The public company with the largest Bitcoin holding, MicroStrategy, faces a tax challenge due to its Bitcoin holdings. With an estimated $47 billion worth of Bitcoin, including $19 billion in unrealized gains, the company may be required to pay federal income taxes on these paper gains, even if it does not sell any bitcoin. The tax bill could total billions of dollars starting next year.
MicroStrategy’s Tax Issues
The issue arises from the U.S. Inflation Reduction Act of 2022, which introduced a “corporate alternative minimum tax” (CAMT). The tax rate of 15% would be applied to MicroStrategy’s adjusted earnings, resulting in a tax liability. The company’s best hope lies in the Internal Revenue Service (IRS) adopting new rules that exempt unrealized gains on crypto assets.
The IRS has proposed rules that exempt companies like Berkshire Hathaway from paying taxes on unrealized gains from securities like common stocks. However, these exemptions do not extend to crypto assets.
Tax analyst Robert Willens expects the IRS to decide in MicroStrategy’s favor and exclude unrealized gains on Bitcoins from the CAMT. However, there is no guarantee, and the outcome remains uncertain. If the firm is required to pay taxes on its unrealized Bitcoin gains, it may need to sell some of its holdings to cover the tax bill, which could affect its investment strategy.
The tax implications of MicroStrategy’s Bitcoin holdings are significant for the company and its investors.
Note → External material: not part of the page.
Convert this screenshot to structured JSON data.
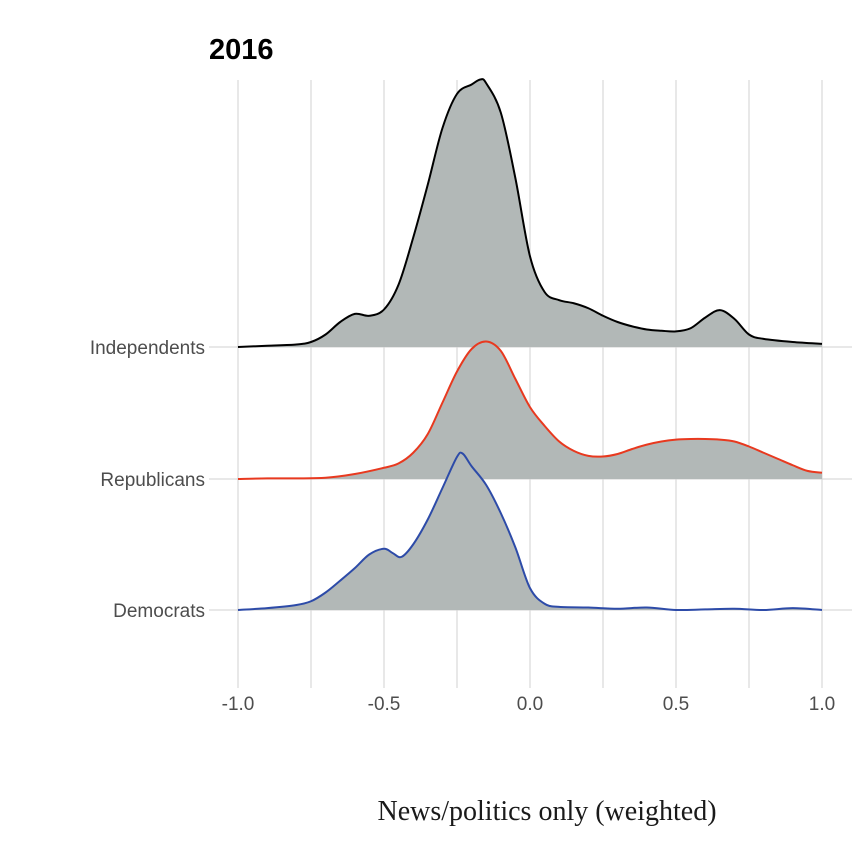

If the company starts paying taxes on unrealized gains, investors could be better off buying Bitcoin directly rather than through MicroStrategy’s stock.
Why MicroStrategy May Be Considered
President Donald Trump’s stance on crypto could be a key factor in exempting MicroStrategy from paying taxes on its unrealized Bitcoin gains. During his campaign, Trump promised to eliminate capital gains taxes on U.S.-issued crypto, including Bitcoin, which could significantly impact companies like MicroStrategy, which holds large amounts of Bitcoin.
Trump’s pro-crypto stance will likely influence the IRS’s decision on MicroStrategy’s tax exemption. Given the president’s support of the crypto industry, the IRS may be more inclined to grant MicroStrategy’s request.
MicroStrategy’s exemption from paying taxes on its unrealized gains could allow it to continue its “Bitcoin-first” strategy without worrying about the tax implications. This could also set a precedent for other companies that hold crypto, potentially leading to a more favorable tax environment for the entire crypto industry.
Interestingly, despite its tax problems, Microstrategy is still aggressively buying bitcoins. Its latest purchase of 11,000 BTC suggests that the company refuses to be distracted from its long-term goal of being the “world’s leading Bitcoin bank.”